Kilburn Grange Adventure Playground
The playground was built with a slice of £2.7m in Play Pathfinders cash awarded to Camden Council
Kilburn Grange Adventure Playground opened in a blaze of publicity in 2010 as part of the then government's Play Pathfinders scheme, playing host to supervised play sessions and holiday schemes. However, these sessions ceased when the council's play service fell victim to cuts. The play service was re-commissioned from the voluntary sector from September 2012 and now a local charity has taken over the adjoining play centre - the play hut - and is exploring new ways to make the most of the playground.
The playground, which has won design awards, features a tree-level climbing structure with slides and a rope swing.

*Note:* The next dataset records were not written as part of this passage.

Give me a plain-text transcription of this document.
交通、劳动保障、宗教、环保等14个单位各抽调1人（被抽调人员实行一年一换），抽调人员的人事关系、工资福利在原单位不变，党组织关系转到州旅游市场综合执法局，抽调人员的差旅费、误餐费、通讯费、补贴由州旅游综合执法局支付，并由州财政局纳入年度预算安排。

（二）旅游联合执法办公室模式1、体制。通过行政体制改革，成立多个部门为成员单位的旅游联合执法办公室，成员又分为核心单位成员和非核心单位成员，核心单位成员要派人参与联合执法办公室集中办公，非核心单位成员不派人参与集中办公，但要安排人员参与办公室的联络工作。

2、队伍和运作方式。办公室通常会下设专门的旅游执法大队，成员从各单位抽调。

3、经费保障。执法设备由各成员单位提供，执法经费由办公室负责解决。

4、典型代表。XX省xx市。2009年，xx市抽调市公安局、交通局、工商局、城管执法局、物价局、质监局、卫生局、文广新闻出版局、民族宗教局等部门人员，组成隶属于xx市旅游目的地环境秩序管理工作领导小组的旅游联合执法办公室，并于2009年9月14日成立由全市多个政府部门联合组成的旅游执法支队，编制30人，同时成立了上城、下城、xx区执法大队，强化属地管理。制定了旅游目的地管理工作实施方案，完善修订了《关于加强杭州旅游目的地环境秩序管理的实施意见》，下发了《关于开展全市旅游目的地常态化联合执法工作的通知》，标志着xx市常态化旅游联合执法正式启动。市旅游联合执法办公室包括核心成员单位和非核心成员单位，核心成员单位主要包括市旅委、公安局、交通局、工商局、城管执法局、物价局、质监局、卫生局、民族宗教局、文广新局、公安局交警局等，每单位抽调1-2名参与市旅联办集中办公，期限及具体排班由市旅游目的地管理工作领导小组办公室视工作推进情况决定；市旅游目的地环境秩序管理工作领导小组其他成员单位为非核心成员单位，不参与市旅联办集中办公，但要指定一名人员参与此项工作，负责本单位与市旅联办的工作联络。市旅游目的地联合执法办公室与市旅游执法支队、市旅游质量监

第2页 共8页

It also includes a ravine with a sandpit and a climbing net. Designed for children aged eight to 13, the playground is open access at Kilburn Grange Park.
Kingsgate Community Association runs the play hut and last summer hosted a 12-day play scheme working with London Play to use the playground for a range of natural play activities including treehouse-building, wicker work, whittling and making charcoal. Children had the chance to use knives, drills, hammers and saws, explains Donna Liburd, centre director of Kingsgate Community Centre. "They learn how to deal with risk. It makes them more self-sufficient and gives them confidence," she says.
The association is negotiating with the council about use of the playground and the possibility of running supervised play sessions that will feature more natural play activities. This will include extending the playspace's opening hours and could involve opening it up to schools as a green classroom.
Another plan is to run "glamping" sessions where young people get to camp in the playground, benefiting from facilities at the hut. "It has fantastic facilities for kids with disabilities including a wet room and changing bed," says Liburd.
More than 40 children aged eight to 14 attended the summer play scheme last year - many from families where parents were not in work. Most children score the scheme 10 out of 10 in feedback questionnaires. When asked for their highlights common responses included "playing with friends" and "having fun". Parents said the activities were "excellent".